Bajamos en Tigre, yo tenía la respiración contenida por la ansiedad, la boca reseca y los latidos del corazón enloquecidos.
Caminamos. Primero fueron dos cuadras derecho, luego otras tantas a la izquierda para volver a girar a la izquierda, o sea volviendo sobre nuestros pasos. Lo miré. Desiderio hizo un gesto que quería decir “tranquilo, dejame a mí”. Pasamos por una mansión de rejas negras y muros amarillentos, tenía en la entrada una araña dorada con seis lámparas de las que colgaban delicados caireles de cristal.
–Amigo mío el dueño –me dijo Desiderio–. Jacinto, un obrero metalúrgico.
Reímos. Entonces, sin que mediara ningún anuncio, corrió hacia la calle y le hizo señas a un colectivo. Viajamos durante varios minutos, Desiderio tenía la vista al frente, atento como si estuviera conduciendo.

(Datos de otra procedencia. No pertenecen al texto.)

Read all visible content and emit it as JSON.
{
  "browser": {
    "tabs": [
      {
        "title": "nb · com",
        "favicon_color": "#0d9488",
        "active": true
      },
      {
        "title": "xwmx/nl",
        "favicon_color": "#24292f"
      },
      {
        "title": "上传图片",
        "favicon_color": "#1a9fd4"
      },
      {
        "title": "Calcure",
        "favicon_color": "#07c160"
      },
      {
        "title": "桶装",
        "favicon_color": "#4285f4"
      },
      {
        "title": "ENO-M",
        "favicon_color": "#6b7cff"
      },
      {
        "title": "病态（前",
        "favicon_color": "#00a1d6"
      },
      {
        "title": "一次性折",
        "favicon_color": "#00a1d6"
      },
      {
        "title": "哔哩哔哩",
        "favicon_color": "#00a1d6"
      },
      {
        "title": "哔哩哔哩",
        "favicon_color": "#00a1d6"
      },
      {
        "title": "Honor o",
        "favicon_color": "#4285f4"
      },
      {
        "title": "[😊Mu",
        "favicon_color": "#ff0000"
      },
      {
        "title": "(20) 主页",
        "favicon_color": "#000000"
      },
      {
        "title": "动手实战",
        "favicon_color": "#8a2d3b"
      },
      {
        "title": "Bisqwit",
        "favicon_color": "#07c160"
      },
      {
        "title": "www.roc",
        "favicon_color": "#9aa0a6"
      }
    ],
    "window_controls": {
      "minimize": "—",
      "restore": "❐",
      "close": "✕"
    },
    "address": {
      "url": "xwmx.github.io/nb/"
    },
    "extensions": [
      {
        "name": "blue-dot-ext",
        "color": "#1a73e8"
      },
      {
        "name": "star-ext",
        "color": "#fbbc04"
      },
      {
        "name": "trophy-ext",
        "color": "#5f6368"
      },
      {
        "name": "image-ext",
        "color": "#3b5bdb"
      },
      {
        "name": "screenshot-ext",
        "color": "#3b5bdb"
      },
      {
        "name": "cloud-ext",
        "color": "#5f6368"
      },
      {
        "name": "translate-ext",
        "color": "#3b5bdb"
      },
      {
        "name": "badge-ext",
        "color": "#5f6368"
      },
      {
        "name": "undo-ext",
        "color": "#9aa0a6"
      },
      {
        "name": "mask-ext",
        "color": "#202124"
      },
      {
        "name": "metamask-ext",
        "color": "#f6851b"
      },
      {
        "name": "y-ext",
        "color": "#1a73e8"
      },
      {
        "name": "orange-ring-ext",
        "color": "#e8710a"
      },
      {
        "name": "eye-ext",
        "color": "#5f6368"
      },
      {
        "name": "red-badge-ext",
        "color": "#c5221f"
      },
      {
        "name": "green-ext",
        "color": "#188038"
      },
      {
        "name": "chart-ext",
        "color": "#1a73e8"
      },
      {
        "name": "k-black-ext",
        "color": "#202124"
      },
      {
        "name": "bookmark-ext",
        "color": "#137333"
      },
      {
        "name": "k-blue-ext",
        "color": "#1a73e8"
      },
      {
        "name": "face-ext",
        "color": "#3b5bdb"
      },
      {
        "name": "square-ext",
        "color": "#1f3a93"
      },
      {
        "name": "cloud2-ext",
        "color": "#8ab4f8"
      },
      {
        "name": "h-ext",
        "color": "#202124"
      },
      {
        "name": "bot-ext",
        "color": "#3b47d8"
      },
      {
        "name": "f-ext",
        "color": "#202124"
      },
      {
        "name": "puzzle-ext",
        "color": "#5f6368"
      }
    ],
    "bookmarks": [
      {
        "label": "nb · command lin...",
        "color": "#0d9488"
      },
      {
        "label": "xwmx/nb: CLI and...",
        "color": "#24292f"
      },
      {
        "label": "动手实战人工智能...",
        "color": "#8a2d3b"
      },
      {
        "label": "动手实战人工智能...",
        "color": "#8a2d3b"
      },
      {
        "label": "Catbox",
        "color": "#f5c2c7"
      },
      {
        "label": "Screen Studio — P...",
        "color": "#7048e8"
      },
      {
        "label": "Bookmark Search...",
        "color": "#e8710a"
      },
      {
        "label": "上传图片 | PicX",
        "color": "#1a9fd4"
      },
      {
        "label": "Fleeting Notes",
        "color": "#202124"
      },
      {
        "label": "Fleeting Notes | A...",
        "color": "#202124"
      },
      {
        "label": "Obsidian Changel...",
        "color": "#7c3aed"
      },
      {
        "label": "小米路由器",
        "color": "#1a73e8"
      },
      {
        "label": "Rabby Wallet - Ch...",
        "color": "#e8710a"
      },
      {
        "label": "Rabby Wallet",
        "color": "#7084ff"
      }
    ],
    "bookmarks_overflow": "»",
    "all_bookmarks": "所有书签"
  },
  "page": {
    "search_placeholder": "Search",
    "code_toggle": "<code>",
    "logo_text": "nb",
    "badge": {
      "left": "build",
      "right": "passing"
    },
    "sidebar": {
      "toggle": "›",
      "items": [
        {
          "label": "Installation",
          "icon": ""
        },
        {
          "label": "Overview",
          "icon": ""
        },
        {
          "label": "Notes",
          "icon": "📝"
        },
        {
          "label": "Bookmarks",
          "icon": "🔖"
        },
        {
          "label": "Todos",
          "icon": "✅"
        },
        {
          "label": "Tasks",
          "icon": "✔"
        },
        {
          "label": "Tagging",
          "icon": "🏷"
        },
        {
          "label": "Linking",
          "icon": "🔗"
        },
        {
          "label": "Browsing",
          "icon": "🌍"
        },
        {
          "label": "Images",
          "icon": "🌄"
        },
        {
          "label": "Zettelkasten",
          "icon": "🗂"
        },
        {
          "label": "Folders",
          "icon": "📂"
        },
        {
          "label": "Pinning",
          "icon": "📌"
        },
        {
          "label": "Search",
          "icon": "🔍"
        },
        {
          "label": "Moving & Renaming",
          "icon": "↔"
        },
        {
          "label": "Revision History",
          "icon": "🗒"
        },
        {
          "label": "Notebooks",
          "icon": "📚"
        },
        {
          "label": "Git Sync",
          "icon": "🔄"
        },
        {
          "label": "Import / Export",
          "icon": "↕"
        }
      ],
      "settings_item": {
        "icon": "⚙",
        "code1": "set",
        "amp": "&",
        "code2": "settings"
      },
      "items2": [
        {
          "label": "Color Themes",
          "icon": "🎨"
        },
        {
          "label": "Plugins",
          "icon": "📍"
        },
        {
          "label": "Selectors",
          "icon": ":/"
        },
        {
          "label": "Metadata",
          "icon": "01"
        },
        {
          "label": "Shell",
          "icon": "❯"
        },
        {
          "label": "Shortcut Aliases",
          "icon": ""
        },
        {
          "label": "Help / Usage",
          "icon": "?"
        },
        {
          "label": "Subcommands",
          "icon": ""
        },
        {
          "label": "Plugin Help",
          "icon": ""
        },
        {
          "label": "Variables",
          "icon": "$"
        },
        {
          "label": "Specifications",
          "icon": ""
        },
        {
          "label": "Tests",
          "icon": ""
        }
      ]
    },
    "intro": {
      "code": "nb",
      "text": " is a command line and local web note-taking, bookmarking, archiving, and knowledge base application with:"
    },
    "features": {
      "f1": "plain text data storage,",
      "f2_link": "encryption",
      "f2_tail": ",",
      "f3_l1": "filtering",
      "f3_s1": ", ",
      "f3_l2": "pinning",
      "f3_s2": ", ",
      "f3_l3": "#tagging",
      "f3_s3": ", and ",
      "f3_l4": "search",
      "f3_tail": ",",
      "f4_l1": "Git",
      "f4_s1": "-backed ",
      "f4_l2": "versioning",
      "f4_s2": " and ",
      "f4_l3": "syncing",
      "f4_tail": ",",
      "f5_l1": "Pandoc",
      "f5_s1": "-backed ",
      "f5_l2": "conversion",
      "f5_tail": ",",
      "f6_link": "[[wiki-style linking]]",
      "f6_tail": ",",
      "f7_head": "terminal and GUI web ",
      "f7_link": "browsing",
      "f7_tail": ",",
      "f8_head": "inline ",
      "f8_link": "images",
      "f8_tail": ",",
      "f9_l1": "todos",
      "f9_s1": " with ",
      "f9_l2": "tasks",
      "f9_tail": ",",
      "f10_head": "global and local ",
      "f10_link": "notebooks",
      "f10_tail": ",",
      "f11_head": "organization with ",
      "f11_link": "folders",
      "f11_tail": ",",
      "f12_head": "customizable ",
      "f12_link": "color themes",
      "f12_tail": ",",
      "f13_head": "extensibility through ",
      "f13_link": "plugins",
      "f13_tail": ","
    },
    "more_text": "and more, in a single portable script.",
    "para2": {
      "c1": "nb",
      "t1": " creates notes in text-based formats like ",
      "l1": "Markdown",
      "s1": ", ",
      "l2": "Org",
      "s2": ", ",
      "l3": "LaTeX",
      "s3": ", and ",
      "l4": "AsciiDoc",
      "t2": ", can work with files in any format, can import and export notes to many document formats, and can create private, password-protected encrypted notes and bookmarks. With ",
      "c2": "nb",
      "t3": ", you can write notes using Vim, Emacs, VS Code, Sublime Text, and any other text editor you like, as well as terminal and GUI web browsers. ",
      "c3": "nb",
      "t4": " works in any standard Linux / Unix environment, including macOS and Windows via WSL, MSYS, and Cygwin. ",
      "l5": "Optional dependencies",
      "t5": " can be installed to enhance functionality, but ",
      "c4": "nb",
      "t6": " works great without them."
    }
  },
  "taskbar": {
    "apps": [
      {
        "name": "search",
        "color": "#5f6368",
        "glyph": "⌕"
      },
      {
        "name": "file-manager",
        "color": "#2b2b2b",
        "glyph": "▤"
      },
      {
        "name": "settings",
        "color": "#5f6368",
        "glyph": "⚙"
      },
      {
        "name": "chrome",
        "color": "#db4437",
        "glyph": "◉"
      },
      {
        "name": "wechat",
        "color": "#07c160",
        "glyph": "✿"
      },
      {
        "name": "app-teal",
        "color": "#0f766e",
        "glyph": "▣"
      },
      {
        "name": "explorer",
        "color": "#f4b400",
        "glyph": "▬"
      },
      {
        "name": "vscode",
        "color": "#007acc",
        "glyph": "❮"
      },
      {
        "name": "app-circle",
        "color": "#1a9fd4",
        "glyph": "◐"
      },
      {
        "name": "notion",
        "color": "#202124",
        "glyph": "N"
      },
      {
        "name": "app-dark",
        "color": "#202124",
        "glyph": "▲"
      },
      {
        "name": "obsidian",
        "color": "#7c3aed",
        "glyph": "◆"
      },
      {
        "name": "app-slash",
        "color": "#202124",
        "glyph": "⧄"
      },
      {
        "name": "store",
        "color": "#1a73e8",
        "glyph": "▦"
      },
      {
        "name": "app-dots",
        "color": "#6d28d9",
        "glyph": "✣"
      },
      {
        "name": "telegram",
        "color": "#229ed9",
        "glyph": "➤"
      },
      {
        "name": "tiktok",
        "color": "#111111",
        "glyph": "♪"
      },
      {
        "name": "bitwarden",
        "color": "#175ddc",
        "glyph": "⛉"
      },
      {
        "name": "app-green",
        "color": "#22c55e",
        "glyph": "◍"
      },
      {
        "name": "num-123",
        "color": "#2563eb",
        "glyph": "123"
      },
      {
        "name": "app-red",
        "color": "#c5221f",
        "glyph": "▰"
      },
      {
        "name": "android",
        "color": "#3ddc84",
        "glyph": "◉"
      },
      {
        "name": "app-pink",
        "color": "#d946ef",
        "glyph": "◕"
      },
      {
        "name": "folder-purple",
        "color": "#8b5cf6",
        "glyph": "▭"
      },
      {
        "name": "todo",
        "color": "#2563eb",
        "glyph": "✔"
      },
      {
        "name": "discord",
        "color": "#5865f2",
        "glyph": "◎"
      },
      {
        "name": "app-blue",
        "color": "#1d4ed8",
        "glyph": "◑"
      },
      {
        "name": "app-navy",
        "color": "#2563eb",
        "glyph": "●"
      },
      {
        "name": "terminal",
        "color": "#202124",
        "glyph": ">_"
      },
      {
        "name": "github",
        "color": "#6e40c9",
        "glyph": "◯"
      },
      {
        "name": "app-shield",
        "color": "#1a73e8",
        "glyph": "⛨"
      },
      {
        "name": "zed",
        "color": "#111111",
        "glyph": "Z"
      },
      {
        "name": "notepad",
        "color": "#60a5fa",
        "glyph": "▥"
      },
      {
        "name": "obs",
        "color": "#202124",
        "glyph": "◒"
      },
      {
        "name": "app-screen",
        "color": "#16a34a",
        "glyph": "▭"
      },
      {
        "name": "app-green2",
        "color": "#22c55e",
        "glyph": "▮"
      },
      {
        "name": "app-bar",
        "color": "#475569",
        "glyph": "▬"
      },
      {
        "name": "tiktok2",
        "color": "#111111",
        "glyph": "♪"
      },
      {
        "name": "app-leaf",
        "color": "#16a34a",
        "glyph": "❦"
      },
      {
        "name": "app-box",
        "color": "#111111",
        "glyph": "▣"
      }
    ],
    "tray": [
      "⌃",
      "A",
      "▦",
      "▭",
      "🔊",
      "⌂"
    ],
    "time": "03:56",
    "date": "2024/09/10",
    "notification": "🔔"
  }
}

–Allá viene uno, vamos –se paró, fue hacia adelante y le dijo al chofer que bajábamos en la esquina. Ya en la vereda cruzó la calle y paró otro colectivo de la misma línea y opuesta dirección. Ahora viajamos más de media hora. El calor y el traqueteo me dieron sueño, cerré los ojos. Yo también, como Urbino, estaba haciendo algo ilegal, una sensación tibia se instaló en algún lugar de mi interior. Adentro, en el carozo. Porque todos tenemos un carozo.
Cuando al fin bajamos, Desiderio compró cigarrillos en un quiosco. Me di perfecta cuenta de que miraba con insistencia, tres veces por lo menos, hacia ambos lados. Al llegar a la esquina se paró para encender un cigarrillo. ¿No viene nadie?, me preguntó. Miré hacia atrás.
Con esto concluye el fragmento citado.